Changes to the FAA's Medical Certification Process

As pilots age, their focus includes maintaining their health and mitigating/eliminating any health concerns. In the past, certain medical conditions complicated the process of a pilot renewing his medical certificate.

The Federal Aviation Administration (FAA) recently revised its medical certification process to make it easier for pilots to obtain their medical certificate by shifting the decision as to whether or not an airman is medically qualified to fly from the FAA’s offices in Oklahoma City & Washington D.C. to your local Aviation Medical Examiner (AME). The new “Certificates an AME Can Issue” (CACI) program empowers AMEs to directly issue pilots with certain qualifying medical conditions a medical certificate. Pilots must still provide certain documentation proving the condition is under control to obtain certification, but now the pilots avoid the lengthy and oftentimes frustrating process of obtaining approval from the FAA’s Air Surgeon Office.
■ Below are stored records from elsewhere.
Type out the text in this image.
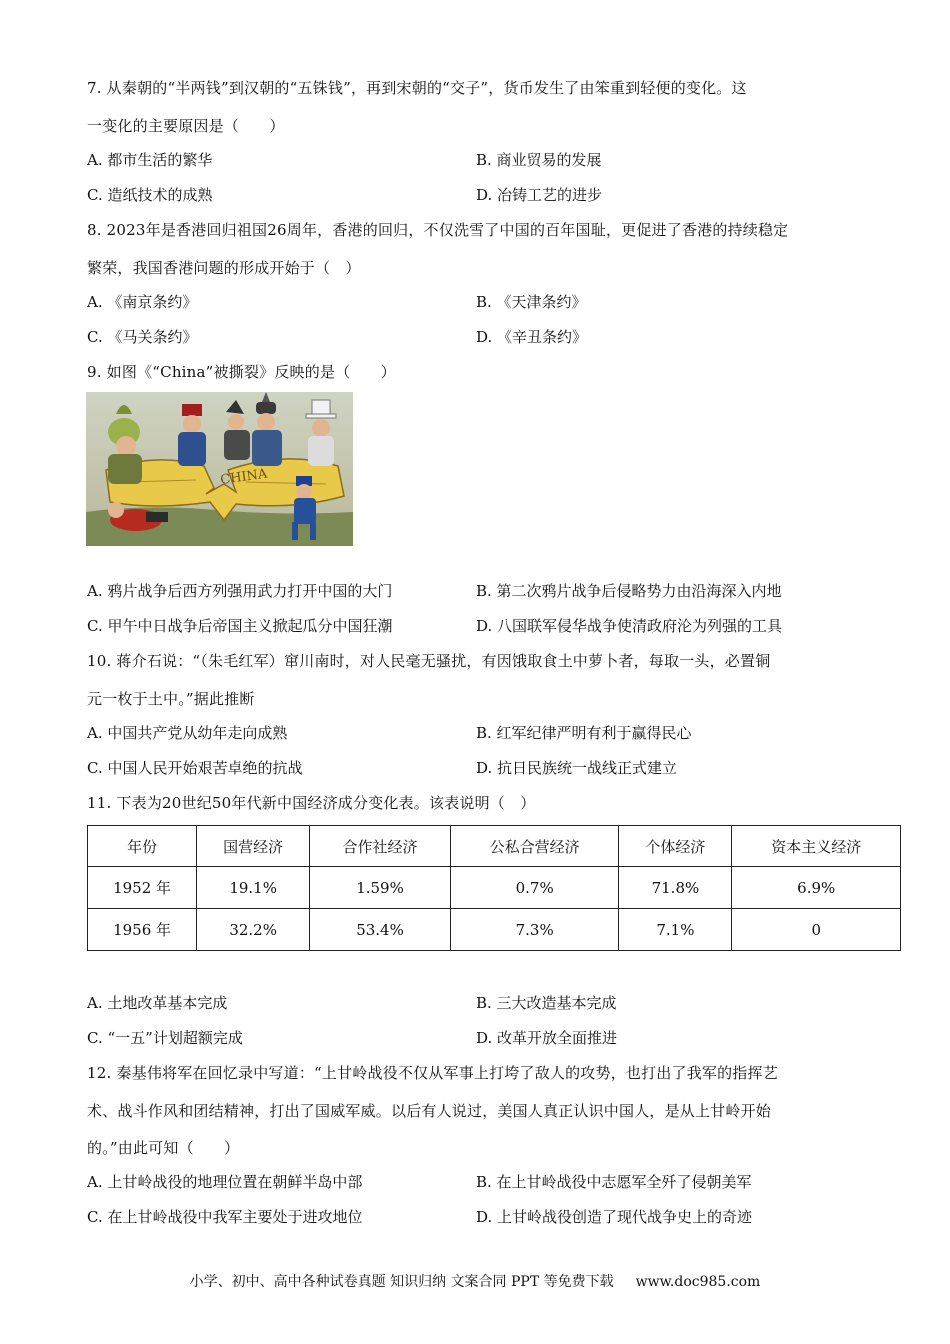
7. 从秦朝的“半两钱”到汉朝的“五铢钱”，再到宋朝的“交子”，货币发生了由笨重到轻便的变化。这
一变化的主要原因是（　　）
A. 都市生活的繁华	B. 商业贸易的发展
C. 造纸技术的成熟	D. 冶铸工艺的进步
8. 2023年是香港回归祖国26周年，香港的回归，不仅洗雪了中国的百年国耻，更促进了香港的持续稳定
繁荣，我国香港问题的形成开始于（　）
A. 《南京条约》	B. 《天津条约》
C. 《马关条约》	D. 《辛丑条约》
9. 如图《“China”被撕裂》反映的是（　　）
CHINA
A. 鸦片战争后西方列强用武力打开中国的大门	B. 第二次鸦片战争后侵略势力由沿海深入内地
C. 甲午中日战争后帝国主义掀起瓜分中国狂潮	D. 八国联军侵华战争使清政府沦为列强的工具
10. 蒋介石说：“（朱毛红军）窜川南时，对人民毫无骚扰，有因饿取食土中萝卜者，每取一头，必置铜
元一枚于土中。”据此推断
A. 中国共产党从幼年走向成熟	B. 红军纪律严明有利于赢得民心
C. 中国人民开始艰苦卓绝的抗战	D. 抗日民族统一战线正式建立
11. 下表为20世纪50年代新中国经济成分变化表。该表说明（　）
年份	国营经济	合作社经济	公私合营经济	个体经济	资本主义经济
1952 年	19.1%	1.59%	0.7%	71.8%	6.9%
1956 年	32.2%	53.4%	7.3%	7.1%	0
A. 土地改革基本完成	B. 三大改造基本完成
C. “一五”计划超额完成	D. 改革开放全面推进
12. 秦基伟将军在回忆录中写道：“上甘岭战役不仅从军事上打垮了敌人的攻势，也打出了我军的指挥艺
术、战斗作风和团结精神，打出了国威军威。以后有人说过，美国人真正认识中国人，是从上甘岭开始
的。”由此可知（　　）
A. 上甘岭战役的地理位置在朝鲜半岛中部	B. 在上甘岭战役中志愿军全歼了侵朝美军
C. 在上甘岭战役中我军主要处于进攻地位	D. 上甘岭战役创造了现代战争史上的奇迹
小学、初中、高中各种试卷真题 知识归纳 文案合同 PPT 等免费下载 www.doc985.com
Now pilots with the following conditions may be able to take advantage of the CACI program to obtain their medical certification quickly:

  • Arthritis;
  • Asthma;
  • Glaucoma;
  • Chronic Hepatitis C;
  • Hypertension;
  • Hypothyroidism;
  • Migraine and chronic headaches;
  • Pre-diabetes; and
  • Renal cancer.

The FAA has also issued a new policy regarding cardiac special issuances after a stent procedure. Instead of waiting six months for follow-up testing, now pilots only need to wait three months. That’s less time waiting and more time flying!